Come i nostri lettori sanno, questo sito sta presentando nella traduzione italiana i saggi sulla Rivoluzione russa del 1917 pubblicati dalla rivista Jacobin Magazine, nell’ambito di un progetto di collaborazione. Tutti i testi, poi, vengono anche pubblicati in diversi idiomi in un’apposita sezione del Marxist Internet Archive.
Il piano editoriale ha previsto anche la pubblicazione di un saggio scritto da Eric Blanc sulla rivoluzione finlandese (qui su questo blog), che ha però suscitato un dibattito a proposito delle conclusioni che Blanc trae dalla vicenda, non condivise sia dal collettivo che anima questo sito, sia da altri studiosi a livello internazionale.
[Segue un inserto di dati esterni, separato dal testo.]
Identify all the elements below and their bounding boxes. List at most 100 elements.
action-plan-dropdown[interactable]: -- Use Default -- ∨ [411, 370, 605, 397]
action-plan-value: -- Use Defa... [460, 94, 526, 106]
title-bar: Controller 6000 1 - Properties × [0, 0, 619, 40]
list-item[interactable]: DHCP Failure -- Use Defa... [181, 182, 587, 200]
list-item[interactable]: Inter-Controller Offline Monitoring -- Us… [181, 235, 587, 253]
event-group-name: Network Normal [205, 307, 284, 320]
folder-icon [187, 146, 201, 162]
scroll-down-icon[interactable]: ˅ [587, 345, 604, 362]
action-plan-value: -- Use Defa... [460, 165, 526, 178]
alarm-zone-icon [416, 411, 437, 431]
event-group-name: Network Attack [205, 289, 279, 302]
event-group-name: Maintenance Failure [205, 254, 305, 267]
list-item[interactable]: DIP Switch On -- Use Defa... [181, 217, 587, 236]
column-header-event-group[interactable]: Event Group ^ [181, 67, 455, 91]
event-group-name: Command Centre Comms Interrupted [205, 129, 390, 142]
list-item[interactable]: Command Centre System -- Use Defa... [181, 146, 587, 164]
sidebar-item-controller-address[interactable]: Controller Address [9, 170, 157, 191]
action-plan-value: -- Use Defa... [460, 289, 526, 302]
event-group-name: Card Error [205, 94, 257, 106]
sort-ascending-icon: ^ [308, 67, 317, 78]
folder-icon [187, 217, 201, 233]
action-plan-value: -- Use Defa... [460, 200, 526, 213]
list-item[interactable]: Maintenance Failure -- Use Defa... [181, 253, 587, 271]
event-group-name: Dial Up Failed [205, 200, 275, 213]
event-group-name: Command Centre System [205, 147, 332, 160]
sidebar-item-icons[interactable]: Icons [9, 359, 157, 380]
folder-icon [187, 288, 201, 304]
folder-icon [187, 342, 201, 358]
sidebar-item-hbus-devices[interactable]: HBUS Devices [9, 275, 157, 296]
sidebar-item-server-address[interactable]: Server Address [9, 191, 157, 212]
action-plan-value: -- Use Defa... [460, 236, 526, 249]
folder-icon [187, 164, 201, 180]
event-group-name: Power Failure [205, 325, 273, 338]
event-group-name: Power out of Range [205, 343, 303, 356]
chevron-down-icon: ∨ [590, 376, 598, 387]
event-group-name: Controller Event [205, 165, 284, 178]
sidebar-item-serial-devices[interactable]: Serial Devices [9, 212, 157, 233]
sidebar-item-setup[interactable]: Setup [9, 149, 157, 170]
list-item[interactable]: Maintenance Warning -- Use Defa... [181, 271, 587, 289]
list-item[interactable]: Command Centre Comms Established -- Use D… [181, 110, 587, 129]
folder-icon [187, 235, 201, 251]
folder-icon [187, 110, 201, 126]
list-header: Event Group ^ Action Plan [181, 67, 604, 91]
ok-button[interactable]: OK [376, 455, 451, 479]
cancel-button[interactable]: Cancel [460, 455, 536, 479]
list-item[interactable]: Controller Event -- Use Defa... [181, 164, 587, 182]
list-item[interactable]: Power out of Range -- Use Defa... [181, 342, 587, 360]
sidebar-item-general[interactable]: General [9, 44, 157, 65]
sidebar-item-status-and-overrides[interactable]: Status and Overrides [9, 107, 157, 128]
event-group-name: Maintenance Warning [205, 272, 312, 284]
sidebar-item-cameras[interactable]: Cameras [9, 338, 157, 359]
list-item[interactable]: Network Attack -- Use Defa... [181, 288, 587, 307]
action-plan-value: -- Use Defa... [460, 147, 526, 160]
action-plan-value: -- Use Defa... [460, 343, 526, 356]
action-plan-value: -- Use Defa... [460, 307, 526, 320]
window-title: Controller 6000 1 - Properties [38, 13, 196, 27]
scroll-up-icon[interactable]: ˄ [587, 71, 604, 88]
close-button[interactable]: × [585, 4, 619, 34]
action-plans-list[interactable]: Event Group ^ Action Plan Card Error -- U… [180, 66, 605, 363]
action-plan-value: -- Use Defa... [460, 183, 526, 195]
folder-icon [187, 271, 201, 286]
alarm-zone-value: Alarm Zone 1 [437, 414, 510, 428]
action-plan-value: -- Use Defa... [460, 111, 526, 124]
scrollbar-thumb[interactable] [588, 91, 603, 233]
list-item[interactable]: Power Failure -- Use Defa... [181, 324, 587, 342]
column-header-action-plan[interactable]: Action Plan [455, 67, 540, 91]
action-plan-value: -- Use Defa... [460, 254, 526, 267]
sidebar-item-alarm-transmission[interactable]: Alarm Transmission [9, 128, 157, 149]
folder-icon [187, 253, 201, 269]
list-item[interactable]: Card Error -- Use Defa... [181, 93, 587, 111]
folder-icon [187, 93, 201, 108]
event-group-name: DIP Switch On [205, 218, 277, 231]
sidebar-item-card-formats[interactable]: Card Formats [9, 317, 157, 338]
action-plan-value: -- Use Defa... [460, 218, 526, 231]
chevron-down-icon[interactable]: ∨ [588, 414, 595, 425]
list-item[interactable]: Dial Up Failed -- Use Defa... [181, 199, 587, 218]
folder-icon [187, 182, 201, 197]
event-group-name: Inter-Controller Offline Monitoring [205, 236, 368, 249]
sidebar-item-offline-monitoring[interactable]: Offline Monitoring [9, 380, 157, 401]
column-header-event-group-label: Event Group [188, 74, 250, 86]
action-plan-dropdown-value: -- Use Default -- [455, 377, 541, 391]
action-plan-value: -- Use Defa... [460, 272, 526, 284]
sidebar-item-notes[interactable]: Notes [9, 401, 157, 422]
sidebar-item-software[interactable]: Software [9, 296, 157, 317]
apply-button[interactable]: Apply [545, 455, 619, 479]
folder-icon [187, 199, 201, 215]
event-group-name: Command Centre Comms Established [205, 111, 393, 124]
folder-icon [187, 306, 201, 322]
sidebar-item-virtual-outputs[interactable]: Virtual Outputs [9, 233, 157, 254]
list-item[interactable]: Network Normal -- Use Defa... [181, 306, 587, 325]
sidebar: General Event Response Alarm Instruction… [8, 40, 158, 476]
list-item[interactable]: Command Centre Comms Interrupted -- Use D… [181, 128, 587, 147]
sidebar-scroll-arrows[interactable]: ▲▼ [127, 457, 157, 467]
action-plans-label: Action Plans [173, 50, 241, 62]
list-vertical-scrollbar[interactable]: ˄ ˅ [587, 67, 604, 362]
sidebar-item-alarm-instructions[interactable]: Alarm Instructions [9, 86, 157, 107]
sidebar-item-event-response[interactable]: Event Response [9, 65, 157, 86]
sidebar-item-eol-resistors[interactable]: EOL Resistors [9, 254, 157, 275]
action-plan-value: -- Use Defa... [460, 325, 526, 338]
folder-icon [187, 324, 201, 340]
Tra questi, Duncan Hart ha pubblicato una risposta allo stesso Blanc, sulla quale concordiamo e che perciò riteniamo di presentare ai nostri lettori nella traduzione dall’originale in inglese di Tuula Haapiainen.
Buona lettura.
La redazione
Le lezioni della Finlandia: replica a Eric Blanc
Duncan Hart [*]
L’articolo di Eric Blanc “La rivoluzione finlandese” ha sollevato una serie di argomenti politici che sarebbero estremamente dannosi per una sinistra che oggi si rifacesse all’esperienza finlandese: soprattutto, quello per cui la rivoluzione avrebbe confermato la strategia politica della socialdemocrazia kautskiana. Purtroppo, la rivista Jacobin, che per prima ha pubblicato l’articolo di Blanc, ha rifiutato di fare altrettanto con la mia risposta, sicché la sto pubblicando qui, così che almeno alcuni compagni possano leggerla.
* * *
La rivoluzione finlandese del 1917–1918 merita più attenzione di quanta ne abbia ricevuto dalla sinistra. Essa fornisce un esempio di una società politicamente ed economicamente abbastanza sviluppata, in cui una rivoluzione sociale della classe operaia è progredita in misura maggiore rispetto a qualsiasi altra società al di fuori della Russia.
Spero che per queste ragioni il recente articolo di Blanc possa essere l’inizio di un tentativo più approfondito di affrontare le questioni politiche sollevate dall’esperienza di quella rivoluzione.
Con tale premessa vorrei far emergere il disaccordo sulle conclusioni che Blanc trae dalla rivoluzione finlandese.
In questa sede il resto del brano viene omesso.